DW: There is no perfect guideline. If someone is sick, even if they are six feet apart from you and they cough on a surface, you can still be infected. That’s why just avoiding being together is best. Essential services like food, grocery and pharmacy are going to stay open. It would not surprise me to see, in the near future, potentially either temperature checks or questions before people are allowed to enter: ‘Have you felt sick? Do you have a fever?’
It is also not unreasonable to bring hand sanitizer with you or to clean surfaces with disinfectant wipes.
REW: A number of retailers have recently seen success with pick-up options. We will likely be testing that infrastructure soon, possibly even requiring pickup or delivery only. Also, it looks like we may be seeing Target, Walmart, CVS, and Walgreens with Covid-19 testing in their parking lots.
DW: This is very interesting.
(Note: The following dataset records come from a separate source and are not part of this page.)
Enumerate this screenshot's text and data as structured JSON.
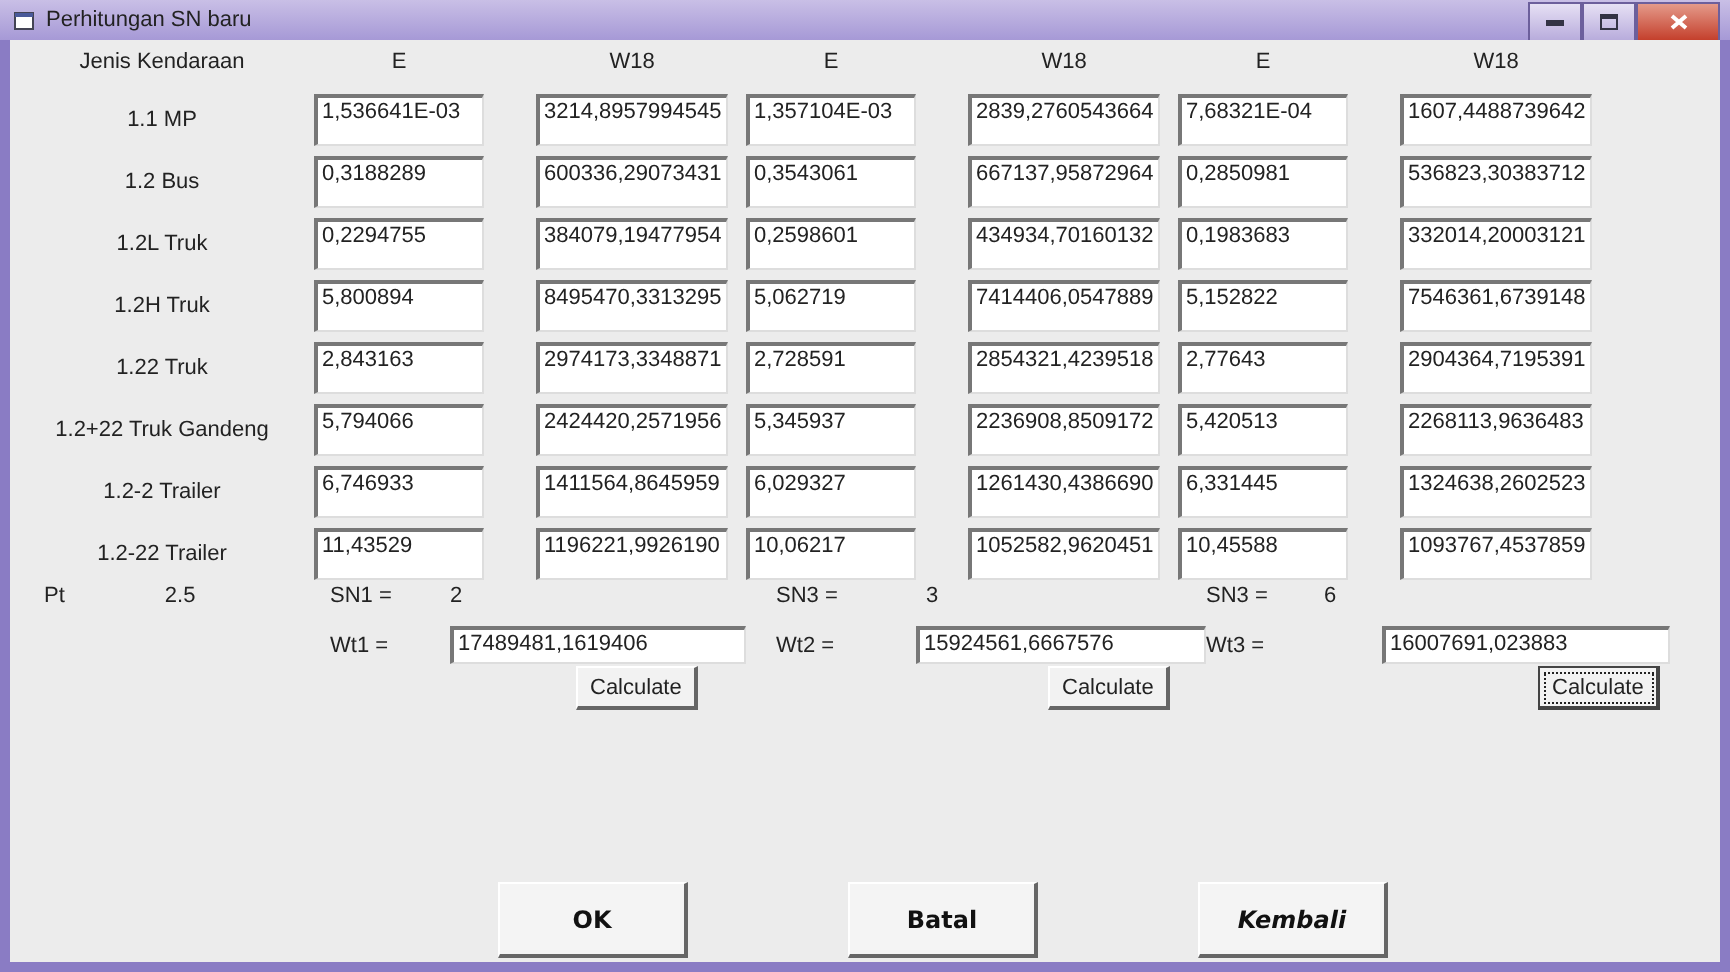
{
  "window": {
    "title": "Perhitungan SN baru"
  },
  "table": {
    "columns": [
      "Jenis Kendaraan",
      "E",
      "W18",
      "E",
      "W18",
      "E",
      "W18"
    ],
    "rows": [
      {
        "label": "1.1 MP",
        "values": [
          "1,536641E-03",
          "3214,8957994545",
          "1,357104E-03",
          "2839,2760543664",
          "7,68321E-04",
          "1607,4488739642"
        ]
      },
      {
        "label": "1.2 Bus",
        "values": [
          "0,3188289",
          "600336,29073431",
          "0,3543061",
          "667137,95872964",
          "0,2850981",
          "536823,30383712"
        ]
      },
      {
        "label": "1.2L Truk",
        "values": [
          "0,2294755",
          "384079,19477954",
          "0,2598601",
          "434934,70160132",
          "0,1983683",
          "332014,20003121"
        ]
      },
      {
        "label": "1.2H Truk",
        "values": [
          "5,800894",
          "8495470,3313295",
          "5,062719",
          "7414406,0547889",
          "5,152822",
          "7546361,6739148"
        ]
      },
      {
        "label": "1.22 Truk",
        "values": [
          "2,843163",
          "2974173,3348871",
          "2,728591",
          "2854321,4239518",
          "2,77643",
          "2904364,7195391"
        ]
      },
      {
        "label": "1.2+22 Truk Gandeng",
        "values": [
          "5,794066",
          "2424420,2571956",
          "5,345937",
          "2236908,8509172",
          "5,420513",
          "2268113,9636483"
        ]
      },
      {
        "label": "1.2-2 Trailer",
        "values": [
          "6,746933",
          "1411564,8645959",
          "6,029327",
          "1261430,4386690",
          "6,331445",
          "1324638,2602523"
        ]
      },
      {
        "label": "1.2-22 Trailer",
        "values": [
          "11,43529",
          "1196221,9926190",
          "10,06217",
          "1052582,9620451",
          "10,45588",
          "1093767,4537859"
        ]
      }
    ]
  },
  "pt": {
    "label": "Pt",
    "value": "2.5"
  },
  "groups": [
    {
      "sn_label": "SN1 =",
      "sn_value": "2",
      "wt_label": "Wt1 =",
      "wt_value": "17489481,1619406",
      "button": "Calculate",
      "focused": false
    },
    {
      "sn_label": "SN3 =",
      "sn_value": "3",
      "wt_label": "Wt2 =",
      "wt_value": "15924561,6667576",
      "button": "Calculate",
      "focused": false
    },
    {
      "sn_label": "SN3 =",
      "sn_value": "6",
      "wt_label": "Wt3 =",
      "wt_value": "16007691,023883",
      "button": "Calculate",
      "focused": true
    }
  ],
  "buttons": [
    {
      "label": "OK",
      "italic": false
    },
    {
      "label": "Batal",
      "italic": false
    },
    {
      "label": "Kembali",
      "italic": true
    }
  ]
}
In talking to colleagues across the country, many communities are trying to figure out how to establish community-based testing centers. They want to identify people who may not be sick enough to require hospitalization or acute care but who have some mild symptoms and should be tested to mitigate the spread of the virus. Having locations for that could be helpful.
REW: Any last thoughts we should keep in mind?
DW: If you are concerned that you should seek medical care, it may be better to call ahead to either your doctor or your department of health. There may be tele-screening services available. You certainly don’t want to be stuck at home getting worse without seeking care. But at a time like this, an initial phone call or virtual contact may be better than going directly to an emergency department.